28.04.2009
Chemins de traverse
Il a des films qui font peur, d’autres qui font rêver, pleurer ou réfléchir. Il y en a qui restent en tète et qu’on mentionne pour faire bien. Il y en a qui alimentent depuis des années des diners de leurs répliques. Il y en a qui lancent des carrières ou qui les achèvent. Il y en a aussi qui font passer un bon moment ou renvoient à des souvenirs plus ou moins bien enfouis. Bien sur aucune de ces catégories n’est exclusive des autres. Il y en a enfin qui donnent soif, et c’est d’un de ceux la dont je voudrais parler.
J’ai revu récemment Sideways en DVD. C’est un excellent film. Lorsque je l’avais vu pour la première fois, j’avoue qu’un contexte particulier et surtout particulièrement doux m’avait empêché d’y porter toute mon attention. Point de distraction cette fois ci et, je le répète, c’est un excellent film. Un point de départ assez simple, deux amis partent pour une semaine de vacances sur la route des vins californienne à l’occasion de l’enterrement de vie de garçon de l’un d’eux.
C’est amusant comme cette situation pourrait se retrouver dans plusieurs types de films de la comédie crétine genre American Pie au psychodrame narcissique. Ici on est à la croisée des deux extrêmes. Les deux amis sont en effet d’une part un acteur ringard érotomane bien décidé à jeter sa gourme une dernière fois avant son mariage et d’autre part un écrivain raté et dépressif, récemment divorcé et fondamentalement malheureux.

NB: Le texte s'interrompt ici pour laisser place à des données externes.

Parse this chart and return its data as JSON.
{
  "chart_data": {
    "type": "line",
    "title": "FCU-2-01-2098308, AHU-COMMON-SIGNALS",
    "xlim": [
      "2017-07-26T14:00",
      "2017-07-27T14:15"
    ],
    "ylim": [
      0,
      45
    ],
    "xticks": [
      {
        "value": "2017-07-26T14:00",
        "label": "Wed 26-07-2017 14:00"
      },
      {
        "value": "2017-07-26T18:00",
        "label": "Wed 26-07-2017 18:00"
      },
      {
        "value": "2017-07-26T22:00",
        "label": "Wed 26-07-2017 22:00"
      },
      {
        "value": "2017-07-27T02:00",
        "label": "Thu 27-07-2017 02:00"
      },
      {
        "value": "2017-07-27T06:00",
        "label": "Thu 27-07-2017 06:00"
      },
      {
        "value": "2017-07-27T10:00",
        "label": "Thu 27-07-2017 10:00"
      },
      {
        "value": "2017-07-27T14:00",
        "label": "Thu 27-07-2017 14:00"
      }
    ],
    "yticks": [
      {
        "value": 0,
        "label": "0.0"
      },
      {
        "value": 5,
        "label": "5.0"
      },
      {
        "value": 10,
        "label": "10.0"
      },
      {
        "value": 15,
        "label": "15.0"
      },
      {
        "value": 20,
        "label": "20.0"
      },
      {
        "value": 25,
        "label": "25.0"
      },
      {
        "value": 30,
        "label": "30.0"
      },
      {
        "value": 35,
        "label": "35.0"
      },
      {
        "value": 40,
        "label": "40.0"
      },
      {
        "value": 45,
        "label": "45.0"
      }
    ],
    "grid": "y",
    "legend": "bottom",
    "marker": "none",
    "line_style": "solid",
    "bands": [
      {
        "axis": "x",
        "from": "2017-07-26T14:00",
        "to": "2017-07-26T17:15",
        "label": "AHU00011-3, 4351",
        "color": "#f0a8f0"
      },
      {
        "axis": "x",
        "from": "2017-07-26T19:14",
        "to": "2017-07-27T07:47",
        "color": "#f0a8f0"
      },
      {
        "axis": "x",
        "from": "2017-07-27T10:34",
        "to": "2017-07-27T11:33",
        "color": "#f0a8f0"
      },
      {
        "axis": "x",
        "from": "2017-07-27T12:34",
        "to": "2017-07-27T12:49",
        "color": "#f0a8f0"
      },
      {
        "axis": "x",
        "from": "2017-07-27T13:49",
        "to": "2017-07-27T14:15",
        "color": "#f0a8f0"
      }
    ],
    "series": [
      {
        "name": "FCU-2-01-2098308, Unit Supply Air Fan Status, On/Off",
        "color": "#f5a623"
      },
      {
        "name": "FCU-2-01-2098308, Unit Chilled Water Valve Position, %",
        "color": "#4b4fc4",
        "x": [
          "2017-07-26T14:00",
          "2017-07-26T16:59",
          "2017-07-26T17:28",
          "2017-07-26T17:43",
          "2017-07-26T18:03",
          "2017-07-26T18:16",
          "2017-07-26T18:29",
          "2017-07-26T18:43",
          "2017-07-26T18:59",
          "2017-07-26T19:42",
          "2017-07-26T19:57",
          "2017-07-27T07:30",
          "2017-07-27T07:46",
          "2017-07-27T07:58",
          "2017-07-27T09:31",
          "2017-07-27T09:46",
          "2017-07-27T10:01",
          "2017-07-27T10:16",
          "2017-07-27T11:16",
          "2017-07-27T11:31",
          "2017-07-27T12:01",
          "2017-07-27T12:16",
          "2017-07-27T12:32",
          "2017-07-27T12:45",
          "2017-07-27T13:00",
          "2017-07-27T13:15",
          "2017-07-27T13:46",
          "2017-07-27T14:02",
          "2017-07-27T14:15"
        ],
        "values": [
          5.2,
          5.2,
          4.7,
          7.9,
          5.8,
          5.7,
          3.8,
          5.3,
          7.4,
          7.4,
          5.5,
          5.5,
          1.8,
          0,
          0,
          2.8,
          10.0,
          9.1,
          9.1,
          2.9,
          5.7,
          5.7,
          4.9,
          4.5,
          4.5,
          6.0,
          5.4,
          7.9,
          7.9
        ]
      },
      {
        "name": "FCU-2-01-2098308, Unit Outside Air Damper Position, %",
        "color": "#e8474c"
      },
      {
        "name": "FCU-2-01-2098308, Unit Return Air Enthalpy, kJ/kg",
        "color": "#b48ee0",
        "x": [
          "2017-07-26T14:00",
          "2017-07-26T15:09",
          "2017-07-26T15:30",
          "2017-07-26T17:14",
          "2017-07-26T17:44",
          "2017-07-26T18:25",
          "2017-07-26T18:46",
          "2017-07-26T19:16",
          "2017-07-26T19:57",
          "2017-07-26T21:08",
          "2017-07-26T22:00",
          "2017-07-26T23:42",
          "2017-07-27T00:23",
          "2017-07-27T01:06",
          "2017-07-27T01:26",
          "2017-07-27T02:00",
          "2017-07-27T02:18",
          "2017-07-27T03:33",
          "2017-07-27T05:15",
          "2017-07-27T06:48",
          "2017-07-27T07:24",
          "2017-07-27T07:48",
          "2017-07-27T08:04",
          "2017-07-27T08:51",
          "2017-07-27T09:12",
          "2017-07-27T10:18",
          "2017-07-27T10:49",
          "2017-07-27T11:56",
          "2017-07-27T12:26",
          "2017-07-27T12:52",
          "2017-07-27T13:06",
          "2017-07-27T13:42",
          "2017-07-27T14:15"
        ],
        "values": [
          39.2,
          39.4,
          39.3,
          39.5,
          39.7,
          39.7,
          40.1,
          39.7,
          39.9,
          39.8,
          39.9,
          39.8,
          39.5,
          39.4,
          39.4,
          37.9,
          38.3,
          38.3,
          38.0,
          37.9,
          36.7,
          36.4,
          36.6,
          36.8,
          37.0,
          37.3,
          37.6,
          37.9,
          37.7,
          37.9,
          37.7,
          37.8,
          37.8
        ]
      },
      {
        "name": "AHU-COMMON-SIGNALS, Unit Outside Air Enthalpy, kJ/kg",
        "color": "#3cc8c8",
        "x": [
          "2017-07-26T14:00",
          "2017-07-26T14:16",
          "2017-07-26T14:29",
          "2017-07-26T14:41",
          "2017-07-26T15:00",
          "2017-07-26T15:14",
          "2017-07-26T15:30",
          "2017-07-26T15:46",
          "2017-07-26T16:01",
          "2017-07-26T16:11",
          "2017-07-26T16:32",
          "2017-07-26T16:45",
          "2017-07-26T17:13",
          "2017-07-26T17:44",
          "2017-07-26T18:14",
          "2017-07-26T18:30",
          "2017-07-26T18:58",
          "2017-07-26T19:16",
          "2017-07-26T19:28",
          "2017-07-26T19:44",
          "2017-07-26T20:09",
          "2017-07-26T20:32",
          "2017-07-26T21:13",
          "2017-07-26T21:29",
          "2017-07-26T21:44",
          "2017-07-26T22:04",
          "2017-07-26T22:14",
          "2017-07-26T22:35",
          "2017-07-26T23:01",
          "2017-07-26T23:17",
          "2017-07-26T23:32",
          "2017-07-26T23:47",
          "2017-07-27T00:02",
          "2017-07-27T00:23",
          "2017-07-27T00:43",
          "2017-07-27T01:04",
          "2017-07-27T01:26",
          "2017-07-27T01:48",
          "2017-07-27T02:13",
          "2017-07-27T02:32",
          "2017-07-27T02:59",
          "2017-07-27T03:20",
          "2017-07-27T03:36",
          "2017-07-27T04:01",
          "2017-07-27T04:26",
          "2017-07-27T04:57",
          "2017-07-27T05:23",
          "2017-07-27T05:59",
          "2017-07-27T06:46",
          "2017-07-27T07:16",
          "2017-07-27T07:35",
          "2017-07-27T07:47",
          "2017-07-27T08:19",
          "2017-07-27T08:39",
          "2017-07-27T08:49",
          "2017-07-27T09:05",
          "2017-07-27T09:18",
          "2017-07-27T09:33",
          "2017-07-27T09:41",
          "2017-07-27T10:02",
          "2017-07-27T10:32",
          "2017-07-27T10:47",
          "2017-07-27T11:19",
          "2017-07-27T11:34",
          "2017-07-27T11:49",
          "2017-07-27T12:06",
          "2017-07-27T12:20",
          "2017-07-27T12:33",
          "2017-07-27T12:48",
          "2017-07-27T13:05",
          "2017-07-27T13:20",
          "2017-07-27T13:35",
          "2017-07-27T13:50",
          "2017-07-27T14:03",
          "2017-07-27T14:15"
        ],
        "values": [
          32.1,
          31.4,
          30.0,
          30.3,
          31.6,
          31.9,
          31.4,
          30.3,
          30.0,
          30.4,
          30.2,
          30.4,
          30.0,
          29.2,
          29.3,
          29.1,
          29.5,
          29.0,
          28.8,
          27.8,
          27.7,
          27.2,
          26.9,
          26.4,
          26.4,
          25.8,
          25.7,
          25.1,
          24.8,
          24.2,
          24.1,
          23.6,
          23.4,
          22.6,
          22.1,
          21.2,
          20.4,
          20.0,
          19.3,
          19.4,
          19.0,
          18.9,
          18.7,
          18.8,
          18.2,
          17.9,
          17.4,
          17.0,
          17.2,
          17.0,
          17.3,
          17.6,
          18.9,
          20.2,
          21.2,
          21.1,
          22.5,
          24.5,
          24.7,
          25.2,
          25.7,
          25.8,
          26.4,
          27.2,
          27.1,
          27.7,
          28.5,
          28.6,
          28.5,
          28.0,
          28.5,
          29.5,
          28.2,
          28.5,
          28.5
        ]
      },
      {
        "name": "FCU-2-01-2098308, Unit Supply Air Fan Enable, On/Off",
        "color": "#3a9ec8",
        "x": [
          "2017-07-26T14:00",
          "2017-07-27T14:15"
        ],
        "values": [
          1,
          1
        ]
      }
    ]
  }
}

Situation relativement classique de buddy movie avec le ressort comique principal qui repose sur l’opposition de ces deux amis. Ils partent donc pour une semaine de vacances, boivent du vin, jouent au golf, rencontrent des nanas et s’engueulent. Bon c’est sur, raconté comme ca, le film perd un peu de substance, mais je vous assure ca n’est pas facile à résumer un film ou il ne se passe rien de fondamental. Si Sideways reste plaisant, c’est principalement grâce aux quatre acteurs principaux : Paul Giamatti, le Billy Cristal italo-américain, Thomas Haden Church, qui fait très bien les acteurs has been, Sandra Oh, avant Grey’s Anatomy et Virginia Madsen, merveilleuse Virginia Madsen.
Le déroulement de la trame oscille entre le très moral et le foncièrement amoral. Le pécheur est puni de manière spectaculaire mais passagère, il finit par s’en sortir, et plutôt bien d’ailleurs. Le dépressif lui continue de payer, rien ne lui est épargné et il touche le fond en buvant tout seul un Cheval Blanc 1961, tout seul, dans un verre en carton, au fast food, tout seul. Je ne sais pas si on peut y voir une allégorie, mais le calice est littéralement bu jusqu’à la lie.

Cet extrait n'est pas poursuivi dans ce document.